Fast Fourier Transform Operations
Fast Fourier Transform (FFT) operations take an array as input, perform FFT or inverse FFT along specified dimensions, and return a new array. All FFT ops work on real valued as well as complex valued arrays and return a complex valued array.
fft
def fft(x: Array, dim: Int = -1, norm: String = "backward") -> Array
Computes the one-dimensional discrete Fourier Transform.
Args
x: The input array. dim: The dimension along which to compute the FFT. Default is the last dimension. norm: Normalization mode. Options are "backward" (default), "ortho" or "forward".
Returns
An array containing the FFT result.
Note
This function supports:
- Automatic differentiation (forward and reverse modes).

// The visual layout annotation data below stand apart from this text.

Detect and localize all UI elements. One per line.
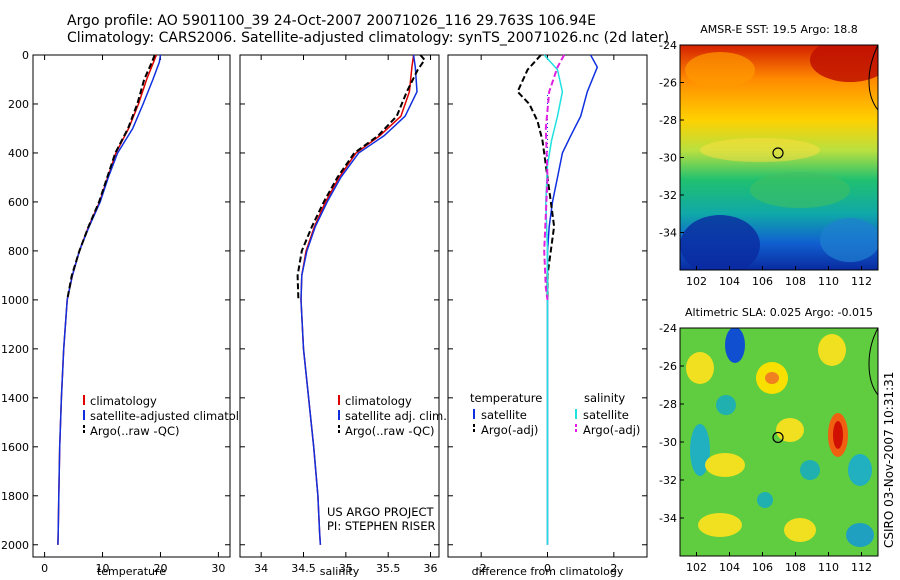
sla_map-ytick-label: -30 [659,436,677,449]
difference-series-satellite-salinity [543,54,564,545]
temperature-xtick-label: 0 [41,562,48,575]
temperature-series-satellite-adjusted-climatology [57,54,162,545]
sst_map-ytick-label: -28 [659,114,677,127]
difference-legend-label: satellite [583,408,629,422]
depth-tick-label: 2000 [1,539,29,552]
temperature-xtick-label: 20 [153,562,167,575]
depth-tick-label: 200 [8,98,29,111]
temperature-xtick-label: 10 [96,562,110,575]
sla_map-xtick-label: 112 [851,561,872,574]
salinity-xtick-label: 35 [339,562,353,575]
difference-series-argo-adj-salinity [543,54,565,301]
sst_map-xtick-label: 110 [818,275,839,288]
depth-tick-label: 0 [22,49,29,62]
sla_map-ytick-label: -32 [659,474,677,487]
sla_map-ytick-label: -24 [659,322,677,335]
sst-map-patches [680,45,878,270]
depth-tick-label: 1800 [1,490,29,503]
temperature-legend-label: satellite-adjusted climatology [90,409,260,423]
sla-map-panel: Altimetric SLA: 0.025 Argo: -0.015 102 104… [659,306,879,574]
difference-series-argo-adj-temperature [516,54,556,300]
sst_map-argo-position-marker [772,147,784,159]
depth-tick-label: 600 [8,196,29,209]
difference-legend-heading-temperature: temperature [470,391,542,405]
salinity-plot-frame [239,54,440,558]
credit-text: CSIRO 03-Nov-2007 10:31:31 [882,372,896,548]
depth-tick-label: 400 [8,147,29,160]
sst_map-ytick-label: -32 [659,189,677,202]
sst_map-ytick-label: -30 [659,152,677,165]
difference-legend-heading-salinity: salinity [584,391,625,405]
difference-legend-label: Argo(-adj) [583,423,640,437]
sst-coastline [868,44,879,111]
salinity-panel: 34 34.5 35 35.5 36 salinity climatologysatelli… [239,54,447,578]
project-line2: PI: STEPHEN RISER [327,519,436,533]
temperature-axis-label: temperature [97,565,166,578]
sst-map-panel: AMSR-E SST: 19.5 Argo: 18.8 102 104 106 108 1… [659,23,879,288]
salinity-xtick-label: 34 [254,562,268,575]
temperature-panel: 0 10 20 30 0 200 400 600 800 1000 1200 1400 1600 1800… [1,49,260,578]
salinity-series-argo-raw-qc [296,54,426,300]
sla_map-ytick-label: -26 [659,360,677,373]
depth-tick-label: 1400 [1,392,29,405]
sla_map-title: Altimetric SLA: 0.025 Argo: -0.015 [685,306,873,319]
sla_map-argo-position-marker [772,431,784,444]
sst_map-xtick-label: 112 [851,275,872,288]
sla_map-xtick-label: 108 [785,561,806,574]
sst_map-xtick-label: 108 [785,275,806,288]
difference-legend-label: satellite [481,408,527,422]
depth-tick-label: 1600 [1,441,29,454]
sst_map-xtick-label: 104 [719,275,740,288]
salinity-xtick-label: 35.5 [376,562,401,575]
temperature-series-argo-raw-qc [66,54,156,301]
difference-xtick-label: 0 [544,562,551,575]
project-line1: US ARGO PROJECT [327,505,435,519]
salinity-xtick-label: 36 [424,562,438,575]
salinity-axis-label: salinity [320,565,360,578]
sst_map-ytick-label: -34 [659,227,677,240]
sst_map-title: AMSR-E SST: 19.5 Argo: 18.8 [700,23,858,36]
salinity-legend-label: Argo(..raw -QC) [345,424,435,438]
salinity-series-satellite-adj-clim [300,54,418,545]
sla_map-xtick-label: 110 [818,561,839,574]
sst_map-xtick-label: 106 [752,275,773,288]
sst_map-ytick-label: -26 [659,77,677,90]
difference-xtick-label: 2 [610,562,617,575]
salinity-legend-label: satellite adj. clim. [345,409,447,423]
depth-tick-label: 800 [8,245,29,258]
temperature-plot-frame [32,54,231,558]
temperature-legend-label: Argo(..raw -QC) [90,424,180,438]
sla_map-xtick-label: 102 [686,561,707,574]
salinity-xtick-label: 34.5 [291,562,316,575]
sla_map-ytick-label: -28 [659,398,677,411]
sla_map-ytick-label: -34 [659,512,677,525]
sla-coastline [868,327,879,396]
sla_map-xtick-label: 104 [719,561,740,574]
figure-title-line2: Climatology: CARS2006. Satellite-adjuste… [67,30,669,46]
temperature-legend-label: climatology [90,394,157,408]
depth-tick-label: 1200 [1,343,29,356]
sst_map-xtick-label: 102 [686,275,707,288]
sla-map-patches [686,328,874,547]
figure-title-line1: Argo profile: AO 5901100_39 24-Oct-2007 … [67,13,596,29]
difference-axis-label: difference from climatology [472,565,624,578]
sst_map-ytick-label: -24 [659,39,677,52]
temperature-xtick-label: 30 [211,562,225,575]
salinity-legend-label: climatology [345,394,412,408]
depth-tick-label: 1000 [1,294,29,307]
difference-xtick-label: -2 [476,562,487,575]
sla_map-xtick-label: 106 [752,561,773,574]
difference-legend-label: Argo(-adj) [481,423,538,437]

- Complex valued arguments.
Example
a = Array('[1, 2, 3, 4]')
result = fft(a)
print(result)
fft2
def fft2(x: Array, dims: List[Int] = List(-2, -1), norm: String = "backward") -> Array
Computes the 2-dimensional discrete Fourier Transform.
Args
x: The input array. dims: The dimensions along which to compute the FFT. Default is the last two dimensions. norm: Normalization mode. Options are "backward" (default), "ortho" or "forward".
Returns
An array containing the 2D FFT result.
Note
This function supports:
- Automatic differentiation (forward and reverse modes).
- Complex valued arguments.
Example
a = Array('[[1, 2], [3, 4]]')
result = fft2(a)
print(result)
fftn
def fftn(x: Array, dims: List[Int] = List[Int](), norm: String = "backward") -> Array
Computes the n-dimensional discrete Fourier Transform.
Args
x: The input array. dims: The dimensions along which to compute the FFT. Default is all dimensions. norm: Normalization mode. Options are "backward" (default), "ortho" or "forward".
Returns
An array containing the n-dimensional FFT result.
Note
This function supports:
- Automatic differentiation (forward and reverse modes).
- Complex valued arguments.
Example
a = Array('[[[1, 2], [3, 4]], [[5, 6], [7, 8]]]')
result = fftn(a)
print(result)
ifft
def ifft(x: Array, dim: Int = -1, norm: String = "backward") -> Array
Computes the one-dimensional inverse discrete Fourier Transform.
Args
x: The input array. dim: The dimension along which to compute the inverse FFT. Default is the last dimension. norm: Normalization mode. Options are "backward" (default), "ortho" or "forward".
Returns
An array containing the inverse FFT result.
Note
This function supports:
- Automatic differentiation (forward and reverse modes).
- Complex valued arguments.
Example
a = Array('[1+1j, 2+2j, 3+3j, 4+4j]')
result = ifft(a)
print(result)
ifft2
def ifft2(x: Array, dims: List[Int] = List(-2, -1), norm: String = "backward") -> Array
Computes the 2-dimensional inverse discrete Fourier Transform.
Args
x: The input array. dims: The dimensions along which to compute the inverse FFT. Default is the last two dimensions. norm: Normalization mode. Options are "backward" (default), "ortho" or "forward".
Returns
An array containing the 2D inverse FFT result.
Note
This function supports:
- Automatic differentiation (forward and reverse modes).
- Complex valued arguments.
Example
a = Array('[[1+1j, 2+2j], [3+3j, 4+4j]]')
result = ifft2(a)
print(result)
ifftn
def ifftn(x: Array, dims: List[Int] = List[Int](), norm: String = "backward") -> Array
Computes the n-dimensional inverse discrete Fourier Transform.
Args
x: The input array. dims: The dimensions along which to compute the inverse FFT. Default is all dimensions. norm: Normalization mode. Options are "backward" (default), "ortho" or "forward".
Returns
An array containing the n-dimensional inverse FFT result.
Note
This function supports:
- Automatic differentiation (forward and reverse modes).
- Complex valued arguments.
Example
a = Array('[[[1+1j, 2+2j], [3+3j, 4+4j]], [[5+5j, 6+6j], [7+7j, 8+8j]]]')
result = ifftn(a)
print(result)